All this is very depressing and I would feel a modicum of sympathy for the plight of overambitious homebuyers seeking lifestyles beyond their means if it wasn't for one small detail: private pensioners suffering drastic falls in annuity rates and prudent savers like me (who outnumber borrowers by 6-1 by the way) have been subsidising their extravagant indulgences for 3 whole years now.
In fact, according to Simon Rose, a campaigner for the Save Our Savers movement, during this period £100 billion has been transferred from savers to borrowers. As Mr. Rose so tellingly illustrates, £100 billion is ten times the cost of the London Olympic Games!
So things may be looking grim at the moment for those of us trying to provide for our futures and avoid becoming a burden on the state in our dotage, but every dog has its day - and it looks as though the major high street banks may have just tossed us a bone because it wasn't just mortgage rates that went up last week. I've also noticed that savings rates have been steadily creeping up over the last month or two.
I'm not getting overexcited just yet because I don't expect average building society rates to revert to offering real above-inflation returns anytime soon, but there are an increasing number of instant access accounts and ISAs out there now offering 3% or slightly above.
So with both mortgage and savings rates on the rise, it looks like the actions, or should I say inactions, of the Bank of England Monetary Policy Committee are increasingly becoming an irrelevance in the real world. In effect, the Bank of England is losing control of interest rates.

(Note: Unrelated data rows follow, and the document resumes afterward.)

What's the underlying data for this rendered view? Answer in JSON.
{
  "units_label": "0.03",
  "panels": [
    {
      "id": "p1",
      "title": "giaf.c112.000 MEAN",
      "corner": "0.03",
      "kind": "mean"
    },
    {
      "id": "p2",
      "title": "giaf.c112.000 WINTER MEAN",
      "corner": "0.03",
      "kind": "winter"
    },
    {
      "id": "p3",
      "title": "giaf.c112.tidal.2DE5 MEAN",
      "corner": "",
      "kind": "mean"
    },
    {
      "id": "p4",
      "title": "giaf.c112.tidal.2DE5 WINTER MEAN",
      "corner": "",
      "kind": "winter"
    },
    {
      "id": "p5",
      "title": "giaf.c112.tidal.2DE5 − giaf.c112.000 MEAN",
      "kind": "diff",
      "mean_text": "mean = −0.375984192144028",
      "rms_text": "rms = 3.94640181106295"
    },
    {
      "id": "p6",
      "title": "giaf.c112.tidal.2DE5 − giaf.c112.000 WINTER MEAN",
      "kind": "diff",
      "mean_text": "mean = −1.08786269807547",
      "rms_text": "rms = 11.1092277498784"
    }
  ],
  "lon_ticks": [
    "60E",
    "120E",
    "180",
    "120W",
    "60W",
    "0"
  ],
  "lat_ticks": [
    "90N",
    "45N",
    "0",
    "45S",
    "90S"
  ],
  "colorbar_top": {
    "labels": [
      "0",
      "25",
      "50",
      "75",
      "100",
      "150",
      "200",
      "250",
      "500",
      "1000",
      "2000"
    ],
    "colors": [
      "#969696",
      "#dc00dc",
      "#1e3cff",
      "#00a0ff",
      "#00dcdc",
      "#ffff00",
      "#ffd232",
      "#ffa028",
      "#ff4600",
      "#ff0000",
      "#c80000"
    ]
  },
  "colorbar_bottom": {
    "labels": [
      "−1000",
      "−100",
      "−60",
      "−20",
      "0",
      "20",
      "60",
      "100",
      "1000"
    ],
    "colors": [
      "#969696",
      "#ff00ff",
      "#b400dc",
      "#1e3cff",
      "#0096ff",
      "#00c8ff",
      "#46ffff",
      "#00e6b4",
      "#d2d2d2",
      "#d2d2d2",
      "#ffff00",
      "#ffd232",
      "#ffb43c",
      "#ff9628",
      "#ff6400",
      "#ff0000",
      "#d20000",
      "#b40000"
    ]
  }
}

To explain the Bank's faltering grip on events and why, in my opinion, the MPC should do us all a favour and not bother turning up for work next month, we have to take a look at that mysterious financial phenomenon known as LIBOR. LIBOR, or the London Interbank Offered Rate, determines interest rates in what are called the wholesale money markets. In effect, it dictates the rate at which banks lend to each other. When funds are plentiful and confidence is high, LIBOR is very low, but when there is stress in the system and banks start to question their counterparties' solvency as they are now, LIBOR starts to rise. As a result of the growing upheaval in the euro zone lately, trust between banks has been undermined and LIBOR has started rising. Since LIBOR dictates long-term interest rates, they have an immediate effect on UK mortgage rates.

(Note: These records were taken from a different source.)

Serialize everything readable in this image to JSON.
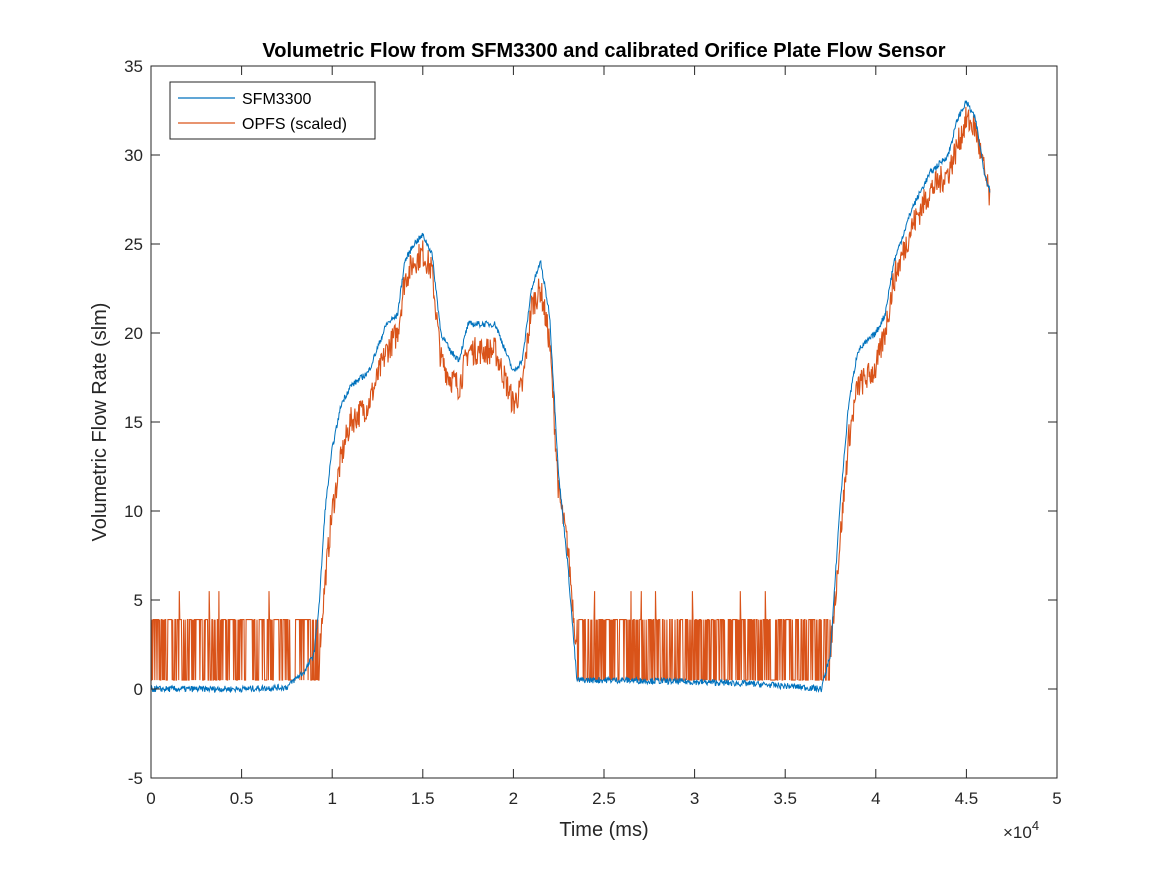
{
  "chart_data": {
    "type": "line",
    "title": "Volumetric Flow from SFM3300 and calibrated Orifice Plate Flow Sensor",
    "xlabel": "Time (ms)",
    "ylabel": "Volumetric Flow Rate (slm)",
    "x_exponent_label": "×10",
    "x_exponent_power": "4",
    "xlim": [
      0,
      50000
    ],
    "ylim": [
      -5,
      35
    ],
    "xticks": [
      0,
      5000,
      10000,
      15000,
      20000,
      25000,
      30000,
      35000,
      40000,
      45000,
      50000
    ],
    "xtick_labels": [
      "0",
      "0.5",
      "1",
      "1.5",
      "2",
      "2.5",
      "3",
      "3.5",
      "4",
      "4.5",
      "5"
    ],
    "yticks": [
      -5,
      0,
      5,
      10,
      15,
      20,
      25,
      30,
      35
    ],
    "ytick_labels": [
      "-5",
      "0",
      "5",
      "10",
      "15",
      "20",
      "25",
      "30",
      "35"
    ],
    "grid": false,
    "legend_position": "top-left",
    "series": [
      {
        "name": "SFM3300",
        "color": "#0072BD",
        "x": [
          0,
          2000,
          5000,
          7500,
          8000,
          8500,
          9000,
          9300,
          9600,
          10000,
          10500,
          11000,
          12000,
          13000,
          13600,
          14000,
          14500,
          15000,
          15500,
          16000,
          16500,
          17000,
          17500,
          18000,
          19000,
          20000,
          20500,
          21000,
          21500,
          22000,
          22500,
          23000,
          23500,
          24000,
          26000,
          30000,
          33000,
          36000,
          37000,
          37500,
          38000,
          38500,
          39000,
          40000,
          40500,
          41000,
          42000,
          43000,
          44000,
          44500,
          45000,
          45500,
          46000,
          46300
        ],
        "y": [
          0.0,
          0.0,
          0.0,
          0.1,
          0.6,
          1.0,
          2.0,
          5.0,
          10.0,
          13.5,
          16.0,
          17.0,
          17.8,
          20.5,
          21.0,
          24.0,
          25.0,
          25.5,
          24.5,
          20.0,
          19.0,
          18.5,
          20.5,
          20.5,
          20.5,
          17.8,
          18.5,
          22.5,
          24.0,
          21.0,
          12.0,
          7.0,
          0.5,
          0.5,
          0.5,
          0.4,
          0.3,
          0.1,
          0.0,
          2.0,
          10.0,
          16.0,
          19.0,
          20.0,
          21.0,
          24.0,
          27.0,
          29.0,
          30.0,
          32.0,
          33.0,
          32.0,
          29.0,
          28.0
        ]
      },
      {
        "name": "OPFS (scaled)",
        "color": "#D95319",
        "x": [
          0,
          9300,
          9600,
          10000,
          10500,
          11000,
          12000,
          13000,
          13600,
          14000,
          14500,
          15000,
          15500,
          16000,
          16500,
          17000,
          17500,
          18000,
          19000,
          20000,
          20500,
          21000,
          21500,
          22000,
          22500,
          23000,
          23500,
          37500,
          38000,
          38500,
          39000,
          40000,
          40500,
          41000,
          42000,
          43000,
          44000,
          44500,
          45000,
          45500,
          46000,
          46300
        ],
        "y": [
          2.2,
          2.2,
          6.0,
          10.0,
          13.0,
          15.0,
          16.0,
          19.0,
          20.0,
          23.0,
          24.0,
          24.5,
          23.5,
          18.5,
          17.5,
          17.0,
          19.0,
          19.0,
          19.0,
          16.0,
          17.0,
          21.5,
          22.5,
          19.5,
          11.0,
          8.0,
          2.2,
          2.2,
          8.0,
          14.0,
          17.0,
          18.0,
          20.0,
          23.0,
          26.0,
          28.0,
          29.0,
          30.5,
          32.0,
          31.5,
          29.0,
          27.5
        ]
      }
    ]
  }
}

The fact that so many UK high-street lenders rely on the wholesale markets to fund mortgages, and the fact that these markets are becoming harder to access does have a silver lining for savers. Because if banks can't get capital from the wholesale markets, they're forced to go cap in hand to their traditional source of mortgage funding - their hitherto used and abused savers. If those banks want my capital so they can lend it to yet another cohort of overambitious borrowers, I for one am going to make them pay for the privilege and I suggest you do the same.

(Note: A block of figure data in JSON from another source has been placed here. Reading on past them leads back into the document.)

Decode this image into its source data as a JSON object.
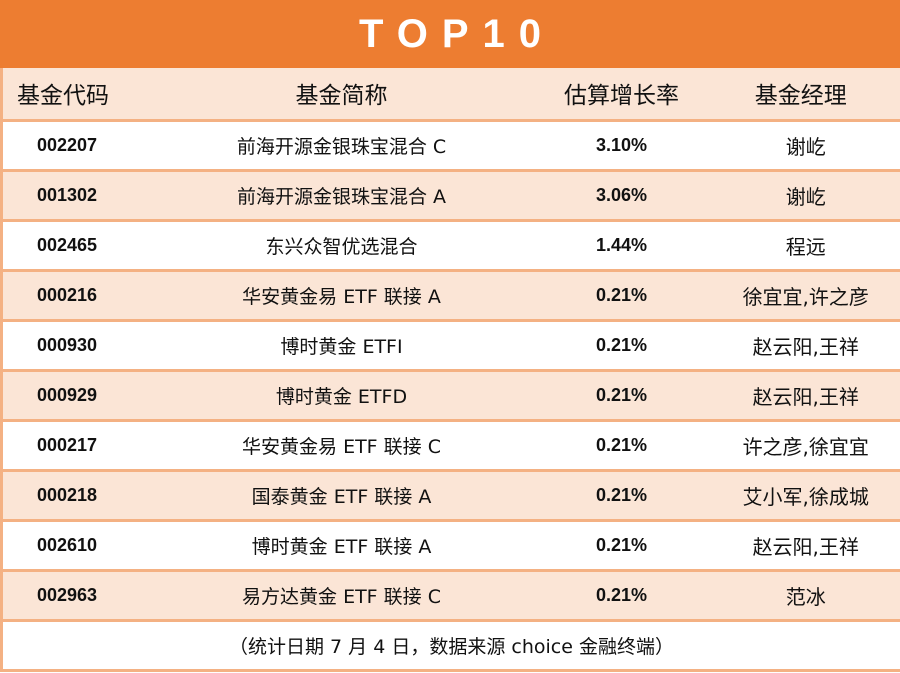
{
  "title": "TOP10",
  "colors": {
    "title_bg": "#ED7D31",
    "title_text": "#FFFFFF",
    "header_bg": "#FBE5D6",
    "alt_row_bg": "#FBE5D6",
    "border": "#F4B183"
  },
  "table": {
    "headers": [
      "基金代码",
      "基金简称",
      "估算增长率",
      "基金经理"
    ],
    "rows": [
      {
        "code": "002207",
        "name": "前海开源金银珠宝混合 C",
        "rate": "3.10%",
        "manager": "谢屹"
      },
      {
        "code": "001302",
        "name": "前海开源金银珠宝混合 A",
        "rate": "3.06%",
        "manager": "谢屹"
      },
      {
        "code": "002465",
        "name": "东兴众智优选混合",
        "rate": "1.44%",
        "manager": "程远"
      },
      {
        "code": "000216",
        "name": "华安黄金易 ETF 联接 A",
        "rate": "0.21%",
        "manager": "徐宜宜,许之彦"
      },
      {
        "code": "000930",
        "name": "博时黄金 ETFI",
        "rate": "0.21%",
        "manager": "赵云阳,王祥"
      },
      {
        "code": "000929",
        "name": "博时黄金 ETFD",
        "rate": "0.21%",
        "manager": "赵云阳,王祥"
      },
      {
        "code": "000217",
        "name": "华安黄金易 ETF 联接 C",
        "rate": "0.21%",
        "manager": "许之彦,徐宜宜"
      },
      {
        "code": "000218",
        "name": "国泰黄金 ETF 联接 A",
        "rate": "0.21%",
        "manager": "艾小军,徐成城"
      },
      {
        "code": "002610",
        "name": "博时黄金 ETF 联接 A",
        "rate": "0.21%",
        "manager": "赵云阳,王祥"
      },
      {
        "code": "002963",
        "name": "易方达黄金 ETF 联接 C",
        "rate": "0.21%",
        "manager": "范冰"
      }
    ],
    "footer": "（统计日期 7 月 4 日，数据来源 choice 金融终端）"
  }
}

Now more than ever, when the banks have finally re-discovered how much they need savers like us, we should push them hard and take the trouble to shop around for the best savings deal. Yes I know it's a faff to keep shifting your money around every year or so, but the more of us who take action, the more we can press home our advantage and finally create a truly competitive savings market.
As for those overstretched mortgage borrowers, the waning of the Central Bankers' influence over interest rates and the gradual reestablishment of free market principles in the money markets could mean that many of them will soon be swapping their cosy Cotswold cottages for a cardboard box and a railway arch. That doesn't sound fair, I know, but then it wasn't fair that recent retirees have seen their annuities cut in half over the last few years either thanks to artificially low interest rates.
Let's also not forget that many of those avaricious homebuyers were quite happy to take advantage of free markets on the way up but were squealing very loudly for the government to "do something" when the market looked like it might implode and turn their property dreams to dust.